El filo de los soldados no perdonaba a nadie. Y nadie podía huir del juicio de ellos, el juicio del ambicioso e iracundo Foss.

Las casas se caían a pedazos. Los animales agonizaban en su encierro, goleando las paredes con locura y desesperación en su intento de huir, pero todo era en vano, las llamas también los habían alcanzado.

El fuego en los sembradíos se expandía con la velocidad de un rayo, consumiendo el trabajo de meses en unos pocos minutos. Muchos insectos se habían tornado en llamas voladoras que llevaban el fuego más allá de los límites del poblado; luces lúgubres que anunciaban la tragedia en el linde del bosque. Las aves se alejaban de la aldea despavoridas, mientras las copas de los árboles en el linde se mecían con inquietud y preocupación ante la amenaza amarilla y naranja.

Sólo un par de militantes cayeron ante la desesperada y animal defensa de los lugareños, pero nada más.

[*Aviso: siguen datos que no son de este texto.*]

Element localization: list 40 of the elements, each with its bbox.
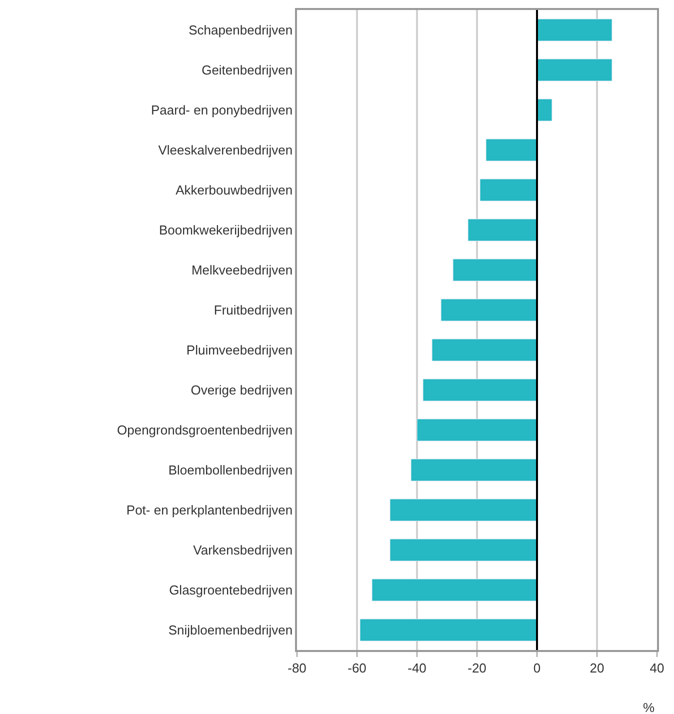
- bar: [480, 178, 538, 202]
- bar: [416, 418, 538, 442]
- y-tick-label: Snijbloemenbedrijven: [168, 622, 293, 638]
- y-tick-label: Pluimveebedrijven: [186, 342, 293, 358]
- bar: [410, 458, 538, 482]
- bar: [536, 18, 612, 42]
- y-tick-label: Overige bedrijven: [190, 382, 293, 398]
- y-tick-label: Vleeskalverenbedrijven: [158, 142, 293, 158]
- bar: [390, 538, 538, 562]
- x-tick-label: -40: [408, 660, 426, 676]
- x-tick-label: -60: [348, 660, 366, 676]
- y-tick-label: Boomkwekerijbedrijven: [158, 222, 293, 238]
- x-axis-title: %: [643, 700, 655, 714]
- y-tick-label: Schapenbedrijven: [188, 22, 293, 38]
- y-tick-label: Melkveebedrijven: [191, 262, 293, 278]
- bar: [390, 498, 538, 522]
- bar: [536, 98, 552, 122]
- y-tick-label: Geitenbedrijven: [202, 62, 293, 78]
- y-tick-label: Pot- en perkplantenbedrijven: [126, 502, 293, 518]
- y-tick-label: Glasgroentebedrijven: [169, 582, 293, 598]
- x-tick-label: 20: [590, 660, 604, 676]
- bar: [452, 258, 538, 282]
- x-tick-label: 40: [650, 660, 664, 676]
- bar: [422, 378, 538, 402]
- y-tick-label: Bloembollenbedrijven: [168, 462, 293, 478]
- bar: [486, 138, 538, 162]
- y-tick-label: Opengrondsgroentenbedrijven: [117, 422, 293, 438]
- bar: [536, 58, 612, 82]
- y-tick-label: Akkerbouwbedrijven: [176, 182, 293, 198]
- y-tick-label: Fruitbedrijven: [214, 302, 293, 318]
- y-tick-label: Paard- en ponybedrijven: [150, 102, 293, 118]
- bar: [372, 578, 538, 602]
- y-tick-label: Varkensbedrijven: [193, 542, 293, 558]
- x-tick-label: 0: [533, 660, 541, 676]
- x-tick-label: -80: [288, 660, 306, 676]
- bar: [360, 618, 538, 642]
- bar: [432, 338, 538, 362]
- bar: [440, 298, 538, 322]
- bar: [468, 218, 538, 242]
- x-tick-label: -20: [468, 660, 486, 676]
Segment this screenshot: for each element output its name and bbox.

Por su parte el resto del reducido ejército sólo tenía moratones y uno que otro rasguño. Se urgían entre ellos a terminar con la labor antes de quedar atrapados en su propia trampa infernal. Varios de ellos vaciaron la grasa que les restaba sobre algunos aldeanos y luego les prendieron fuego. Los aldeanos ardieron entre gritos desgarradores y manoteos al aire. Los soldados se urgieron a retomar la formación antes de dar un último y veloz vistazo alrededor.

Terminaron el trabajo, tomaron a sus muertos y marcharon por el único camino que quedaba libre, quemando tras de ellos el sendero, para completar el halo en torno a la aldea, esa muralla luminiscente maldita.

Los gritos hendieron en la naciente oscuridad, haciendo eco en la eternidad de ese lugar abandonado por la misericordia de los dioses que veían con indiferencia la muerte de sus fieles servidores.

Pronto el único sonido que quedaba era el de las hambrientas llamas consumiéndolo todo, como bestias insaciables, gruñendo entre cada bocado y crujiendo al mascar.

El trabajo estaba hecho,pensó el capitán, su señor debía estar orgulloso de su humillante y terrible labor.